Imaginaires

Technologie et nostalgie

Les vieilles manières de faire, on les connaît, les nouvelles qu’on nous propose, on ne les connaît pas. C’est ce qu’affirme un proverbe italien, suggérant implicitement que le risque se trouve seulement du côté de la nouveauté : chi lascia la via vecchia per la nuova sa quello che lascia ma non sa quello che trova. La sentence a les apparences de l’évidence, mais ce que nous montre, au contraire, l’impressionnante «opération San Francisco» du Temps, c’est que le vieux chemin, la via vecchia, peut devenir plus dangereux que le nouveau, quand tout autour le monde n’est plus ce qu’il était. On peut regretter le monde d’avant (cela m’arrive, dans certains domaines), mais on ne peut pas faire comme s’il existait encore, figé sur la toile d’un tableau de Anker.

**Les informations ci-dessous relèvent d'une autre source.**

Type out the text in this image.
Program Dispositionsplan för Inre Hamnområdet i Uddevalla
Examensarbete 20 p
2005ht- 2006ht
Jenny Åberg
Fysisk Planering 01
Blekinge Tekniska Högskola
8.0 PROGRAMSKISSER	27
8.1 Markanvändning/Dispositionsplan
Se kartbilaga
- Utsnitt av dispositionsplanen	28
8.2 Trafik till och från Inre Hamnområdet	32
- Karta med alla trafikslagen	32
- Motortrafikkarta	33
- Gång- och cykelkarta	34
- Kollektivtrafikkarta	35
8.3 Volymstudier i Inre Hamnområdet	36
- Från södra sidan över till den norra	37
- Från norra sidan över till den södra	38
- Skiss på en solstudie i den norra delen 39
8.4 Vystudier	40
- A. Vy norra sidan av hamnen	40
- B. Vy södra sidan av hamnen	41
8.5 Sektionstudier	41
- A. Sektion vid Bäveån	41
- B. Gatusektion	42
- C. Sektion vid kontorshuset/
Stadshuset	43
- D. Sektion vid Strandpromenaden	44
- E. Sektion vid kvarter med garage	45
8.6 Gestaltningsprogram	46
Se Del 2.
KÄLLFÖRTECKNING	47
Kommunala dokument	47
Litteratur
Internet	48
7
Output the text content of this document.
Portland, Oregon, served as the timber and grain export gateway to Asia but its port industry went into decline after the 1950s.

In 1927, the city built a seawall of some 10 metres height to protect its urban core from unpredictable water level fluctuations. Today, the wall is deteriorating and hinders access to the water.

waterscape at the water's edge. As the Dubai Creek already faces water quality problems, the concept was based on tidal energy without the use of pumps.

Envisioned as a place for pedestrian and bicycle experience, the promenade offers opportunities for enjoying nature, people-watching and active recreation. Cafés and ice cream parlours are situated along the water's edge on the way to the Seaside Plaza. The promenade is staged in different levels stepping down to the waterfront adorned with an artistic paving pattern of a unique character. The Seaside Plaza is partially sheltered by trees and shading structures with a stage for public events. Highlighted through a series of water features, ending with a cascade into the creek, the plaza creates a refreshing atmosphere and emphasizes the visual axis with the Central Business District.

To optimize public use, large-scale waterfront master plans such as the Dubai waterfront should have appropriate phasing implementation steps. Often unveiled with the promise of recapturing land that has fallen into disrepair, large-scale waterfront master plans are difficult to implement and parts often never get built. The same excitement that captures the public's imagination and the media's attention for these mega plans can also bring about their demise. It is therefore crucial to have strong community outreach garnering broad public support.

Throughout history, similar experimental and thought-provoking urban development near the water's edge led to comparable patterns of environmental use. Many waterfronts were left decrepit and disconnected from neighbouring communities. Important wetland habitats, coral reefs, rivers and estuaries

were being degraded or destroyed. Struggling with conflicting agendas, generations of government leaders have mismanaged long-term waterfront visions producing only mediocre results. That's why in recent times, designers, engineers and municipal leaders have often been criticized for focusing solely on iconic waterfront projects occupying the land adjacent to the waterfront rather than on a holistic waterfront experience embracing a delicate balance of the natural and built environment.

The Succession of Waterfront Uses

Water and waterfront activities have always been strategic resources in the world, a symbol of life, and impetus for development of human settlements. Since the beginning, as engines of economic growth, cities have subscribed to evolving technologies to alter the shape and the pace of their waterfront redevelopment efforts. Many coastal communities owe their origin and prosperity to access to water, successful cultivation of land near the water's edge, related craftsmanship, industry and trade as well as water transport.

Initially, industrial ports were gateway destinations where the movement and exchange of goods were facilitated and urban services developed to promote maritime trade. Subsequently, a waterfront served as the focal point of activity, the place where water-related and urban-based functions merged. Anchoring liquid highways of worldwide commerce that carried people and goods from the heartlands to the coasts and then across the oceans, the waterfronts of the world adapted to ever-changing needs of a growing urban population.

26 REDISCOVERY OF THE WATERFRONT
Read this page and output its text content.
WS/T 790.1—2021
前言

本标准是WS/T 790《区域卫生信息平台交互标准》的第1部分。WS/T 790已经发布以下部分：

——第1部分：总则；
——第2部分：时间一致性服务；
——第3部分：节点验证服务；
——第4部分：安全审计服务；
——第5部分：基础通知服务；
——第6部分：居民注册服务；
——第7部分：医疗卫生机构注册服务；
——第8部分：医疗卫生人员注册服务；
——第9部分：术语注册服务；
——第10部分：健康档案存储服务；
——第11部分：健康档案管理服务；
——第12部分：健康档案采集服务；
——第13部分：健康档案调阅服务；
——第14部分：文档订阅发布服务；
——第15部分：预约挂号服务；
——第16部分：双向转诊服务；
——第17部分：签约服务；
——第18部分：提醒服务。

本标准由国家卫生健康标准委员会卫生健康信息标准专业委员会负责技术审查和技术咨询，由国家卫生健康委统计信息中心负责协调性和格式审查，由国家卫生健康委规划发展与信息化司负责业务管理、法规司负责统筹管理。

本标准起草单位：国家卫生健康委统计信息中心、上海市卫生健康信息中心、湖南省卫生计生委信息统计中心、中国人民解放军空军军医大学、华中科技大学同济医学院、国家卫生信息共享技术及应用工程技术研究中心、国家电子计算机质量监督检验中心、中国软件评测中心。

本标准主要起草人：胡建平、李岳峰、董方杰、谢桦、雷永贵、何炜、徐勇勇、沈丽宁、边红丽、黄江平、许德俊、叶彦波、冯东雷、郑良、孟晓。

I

On ne peut pas faire comme si, par exemple, dans nos pays occidentaux, la reproduction continuait à être une affaire biologique qui roule. La société a évolué, sans retour en arrière possible. Les femmes n’acceptent plus et accepteront de moins en moins d’être pénalisées sur le plan professionnel par la coïncidence entre leur âge fécond et l’âge où le système économique, réglé sur la biologie masculine, exige de privilégier l’investissement dans le travail. Certaines recourent dès lors à la technologie, faisant congeler leurs ovules pour plus tard (LT du 3 octobre).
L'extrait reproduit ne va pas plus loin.